According to the minister José Luis Escriváalthough 14.7% of the Gross Domestic Product in 2050 must be allocated to pension payment, This will not prevent the system from being sustainable, since the measures approved with the reform will report the equivalent of 1.8% of GDP in additional income, hence the threshold of 13.3% of GDP of “spending” will not be exceeded. net” that the reform itself has set as a worrying level, and at which more painful corrective measures would be activated.

But for these estimates of income and expenses to be met, the scenery that the Ministry projects for the coming decades in Spain.

In the plane macroeconomicassume that the Spanish economy will grow by 2.1% annually in real terms until 2040and a 1.5% between 2041 and 2050; that inflation will remain in the environment of the 2% from 2030 to 2070, without any unexpected event that pushes prices up – as has happened in recent years due to the pandemic or the war in Ukraine – and that the unemployment rate It will decrease until it falls below 10% in 2030 and 6% from 2045, a level at which it will stabilize thereafter.

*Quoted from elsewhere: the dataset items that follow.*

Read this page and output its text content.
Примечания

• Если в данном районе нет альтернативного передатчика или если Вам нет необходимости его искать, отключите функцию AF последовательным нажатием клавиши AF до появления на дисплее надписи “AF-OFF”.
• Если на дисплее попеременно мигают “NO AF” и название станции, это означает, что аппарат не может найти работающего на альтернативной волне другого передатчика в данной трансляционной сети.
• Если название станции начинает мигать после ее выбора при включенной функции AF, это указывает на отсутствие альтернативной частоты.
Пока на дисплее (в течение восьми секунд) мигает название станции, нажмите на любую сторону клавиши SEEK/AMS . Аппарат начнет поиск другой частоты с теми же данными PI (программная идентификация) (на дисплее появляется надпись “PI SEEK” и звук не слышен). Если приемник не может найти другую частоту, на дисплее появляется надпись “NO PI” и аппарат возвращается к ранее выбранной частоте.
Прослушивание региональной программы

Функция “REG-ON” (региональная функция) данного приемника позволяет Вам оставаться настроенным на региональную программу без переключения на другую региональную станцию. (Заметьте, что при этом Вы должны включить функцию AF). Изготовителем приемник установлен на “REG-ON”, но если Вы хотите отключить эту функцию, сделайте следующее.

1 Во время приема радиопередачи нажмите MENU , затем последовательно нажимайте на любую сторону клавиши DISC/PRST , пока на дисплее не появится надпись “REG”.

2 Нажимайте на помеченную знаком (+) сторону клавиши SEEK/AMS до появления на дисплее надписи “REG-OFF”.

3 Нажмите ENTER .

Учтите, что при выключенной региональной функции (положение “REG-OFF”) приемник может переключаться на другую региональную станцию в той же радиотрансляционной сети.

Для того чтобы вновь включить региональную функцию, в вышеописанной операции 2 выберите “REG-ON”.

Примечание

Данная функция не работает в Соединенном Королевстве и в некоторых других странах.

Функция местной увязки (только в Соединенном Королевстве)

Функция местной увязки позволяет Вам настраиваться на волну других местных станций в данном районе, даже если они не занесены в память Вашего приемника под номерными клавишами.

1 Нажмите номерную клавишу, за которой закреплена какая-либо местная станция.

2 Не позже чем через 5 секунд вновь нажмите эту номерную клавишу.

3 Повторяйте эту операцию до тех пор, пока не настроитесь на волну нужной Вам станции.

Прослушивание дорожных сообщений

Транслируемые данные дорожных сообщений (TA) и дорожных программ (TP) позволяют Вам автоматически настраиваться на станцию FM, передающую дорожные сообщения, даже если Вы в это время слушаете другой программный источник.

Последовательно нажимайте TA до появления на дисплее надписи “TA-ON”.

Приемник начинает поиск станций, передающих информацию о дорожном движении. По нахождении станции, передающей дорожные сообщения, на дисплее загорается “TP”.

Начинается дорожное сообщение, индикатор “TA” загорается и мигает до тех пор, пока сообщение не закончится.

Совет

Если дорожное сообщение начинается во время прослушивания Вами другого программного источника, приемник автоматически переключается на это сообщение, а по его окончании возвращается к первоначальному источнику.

At the demographic level, they consider different assumptions. On the one hand, that the fertility rate will rise from the current 1.22 children per woman to 1.36 by the year 2050, in line with other European countries with which they believe we will converge. There is no specific reason why the Executive assumes that the birth rate will rebound, they simply believe that Spain will tend to become more and more similar to the countries with which it shares an economic and social model, despite the differences that exist in the labor market. This increase, however, would only lead us to have a rate equivalent to 95% of the European average.